Le constat est que le Maroc compte très peu d’entreprises orientées export. La majeure partie des entreprises exportatrices se positionnent sur les marchés internationaux de manière irrégulière et réalisent un chiffre d’affaires à l’export très réduit, voire insignifiant. Ainsi, au cours de la période 2017-2018, une centaine d’entreprises bénéficieront d’un programme d’appui visant à identifier leur potentiel à l’export, à s’approprier une stratégie export adéquate, à mettre en œuvre un plan d’action réaliste. Pour pouvoir maîtriser les différentes étapes de la démarche, les entreprises sélectionnées pourront bénéficier d’une formation technique sur mesure entièrement prise en charge. Chaque entreprise disposera d’un coach personnel au cours des trois années que durera le programme. «A travers ce dispositif, nous souhaitons que les entreprises n’ayant jamais exporté réalisent au moins 20% de leur chiffre d’affaires à l’international et que celles qui exportent de manière irrégulière puissent augmenter d’au moins 30% leur chiffre d’affaires à l’export», explique Said Maghraoui, directeur de la politique des échanges au ministère du Commerce extérieur. L’idée est de faire en sorte que les chefs d’entreprise changent de logiciel et qu’ils s’ouvrent aux marchés extérieurs. Il se peut que parmi eux se cachent des exportateurs en puissance.

Des dispositifs à évaluer

DEPUIS quelques années, le gouvernement a mis en place une série de dispositifs d’accompagnement pour relancer ses exportations.
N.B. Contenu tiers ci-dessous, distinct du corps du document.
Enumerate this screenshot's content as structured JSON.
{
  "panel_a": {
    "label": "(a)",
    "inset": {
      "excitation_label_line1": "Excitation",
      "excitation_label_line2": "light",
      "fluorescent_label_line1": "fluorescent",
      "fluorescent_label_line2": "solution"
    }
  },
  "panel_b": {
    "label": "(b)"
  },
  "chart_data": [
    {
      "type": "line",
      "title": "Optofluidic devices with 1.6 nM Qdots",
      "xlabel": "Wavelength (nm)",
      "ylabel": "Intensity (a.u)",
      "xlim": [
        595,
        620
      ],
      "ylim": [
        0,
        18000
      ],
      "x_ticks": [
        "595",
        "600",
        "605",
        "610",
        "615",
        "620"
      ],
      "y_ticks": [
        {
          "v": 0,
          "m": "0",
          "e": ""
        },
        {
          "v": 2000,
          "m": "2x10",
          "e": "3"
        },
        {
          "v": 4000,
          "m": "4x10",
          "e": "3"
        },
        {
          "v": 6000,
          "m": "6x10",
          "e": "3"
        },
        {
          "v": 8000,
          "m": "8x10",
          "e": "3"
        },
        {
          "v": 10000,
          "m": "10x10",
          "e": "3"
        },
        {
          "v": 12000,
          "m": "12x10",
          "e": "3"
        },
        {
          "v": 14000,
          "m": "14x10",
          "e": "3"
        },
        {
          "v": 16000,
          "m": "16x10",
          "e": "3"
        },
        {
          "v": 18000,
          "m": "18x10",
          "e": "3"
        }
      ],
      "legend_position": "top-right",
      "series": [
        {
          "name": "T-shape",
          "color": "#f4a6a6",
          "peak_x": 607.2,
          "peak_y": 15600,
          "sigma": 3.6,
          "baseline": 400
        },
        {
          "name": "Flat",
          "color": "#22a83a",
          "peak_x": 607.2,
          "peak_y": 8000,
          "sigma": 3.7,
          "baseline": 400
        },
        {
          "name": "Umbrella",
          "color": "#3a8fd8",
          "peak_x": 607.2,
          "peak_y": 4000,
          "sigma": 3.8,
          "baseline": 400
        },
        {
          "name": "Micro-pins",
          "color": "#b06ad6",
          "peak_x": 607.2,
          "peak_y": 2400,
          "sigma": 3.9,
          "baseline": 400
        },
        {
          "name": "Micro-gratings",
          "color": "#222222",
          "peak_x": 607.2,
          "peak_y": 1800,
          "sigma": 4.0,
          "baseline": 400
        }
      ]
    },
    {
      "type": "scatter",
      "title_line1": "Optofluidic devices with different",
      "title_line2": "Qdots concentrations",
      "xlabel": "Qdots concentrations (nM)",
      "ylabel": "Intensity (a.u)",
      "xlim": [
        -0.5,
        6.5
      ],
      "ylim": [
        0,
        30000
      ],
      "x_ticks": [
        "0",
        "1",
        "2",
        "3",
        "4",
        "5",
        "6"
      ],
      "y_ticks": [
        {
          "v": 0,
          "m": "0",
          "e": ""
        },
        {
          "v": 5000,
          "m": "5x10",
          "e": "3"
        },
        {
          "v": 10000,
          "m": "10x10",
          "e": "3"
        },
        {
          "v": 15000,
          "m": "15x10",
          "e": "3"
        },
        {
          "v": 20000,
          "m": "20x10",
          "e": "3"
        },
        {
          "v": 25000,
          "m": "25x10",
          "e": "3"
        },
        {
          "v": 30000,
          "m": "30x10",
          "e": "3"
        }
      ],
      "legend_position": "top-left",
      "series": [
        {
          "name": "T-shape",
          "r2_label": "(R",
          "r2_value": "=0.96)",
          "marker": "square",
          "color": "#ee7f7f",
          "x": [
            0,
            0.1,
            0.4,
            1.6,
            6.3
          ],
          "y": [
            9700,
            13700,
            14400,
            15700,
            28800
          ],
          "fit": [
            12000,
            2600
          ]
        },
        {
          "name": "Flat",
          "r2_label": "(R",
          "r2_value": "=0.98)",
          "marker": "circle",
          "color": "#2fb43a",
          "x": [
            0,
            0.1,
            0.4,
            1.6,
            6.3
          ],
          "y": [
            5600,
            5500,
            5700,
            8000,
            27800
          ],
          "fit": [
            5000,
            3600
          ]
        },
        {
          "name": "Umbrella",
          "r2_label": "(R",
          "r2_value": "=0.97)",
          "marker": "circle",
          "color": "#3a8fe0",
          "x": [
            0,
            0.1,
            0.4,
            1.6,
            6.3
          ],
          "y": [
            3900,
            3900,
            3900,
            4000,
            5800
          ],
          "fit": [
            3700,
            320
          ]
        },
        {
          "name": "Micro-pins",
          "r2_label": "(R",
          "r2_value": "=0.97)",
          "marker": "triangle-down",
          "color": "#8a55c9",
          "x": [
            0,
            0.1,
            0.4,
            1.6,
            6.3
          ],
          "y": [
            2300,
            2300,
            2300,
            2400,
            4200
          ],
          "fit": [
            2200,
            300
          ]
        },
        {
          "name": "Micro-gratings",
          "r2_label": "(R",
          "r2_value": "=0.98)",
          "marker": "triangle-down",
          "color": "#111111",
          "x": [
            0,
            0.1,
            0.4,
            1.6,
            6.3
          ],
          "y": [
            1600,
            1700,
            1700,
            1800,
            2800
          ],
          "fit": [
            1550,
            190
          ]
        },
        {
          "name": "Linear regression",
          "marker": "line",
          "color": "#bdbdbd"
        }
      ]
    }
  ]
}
Parmi eux, figure le programme d’audit visant à diagnostiquer les obstacles qui empêchent certaines entreprises d’exporter. Jusqu’à présent, 134 entités ont bénéficié de ce programme. Le contrat de croissance fait partie du catalogue des mesures de soutien aux exportateurs. 
Entre 2012 et 2015, plus de 270 entreprises ont signé le contrat. Le ministère du Commerce extérieur a également mis en place un mécanisme de soutien pour la création de consortiums à l’export, qui a permis la formation de 17 groupes d’une soixantaine d’exportateurs. La stratégie d’appui à l’export porte sur l’internationalisation de sept salons organisés au Maroc, spécialisés dans l’électricité, l’électronique, l’industrie pharmaceutique, les TIC…

 

Les chiffres de la balance commerciale

■ 5.000 exportateurs
■ 100 entreprises réalisent 80% des exportations
■ 4.500 entités représentent 5%
■ 17.000 importateurs
■ 408,6 milliards de DH d’importation
■ 224 milliards de DH d’exportation
■ Déficit commercial: 184,6 milliards de DH.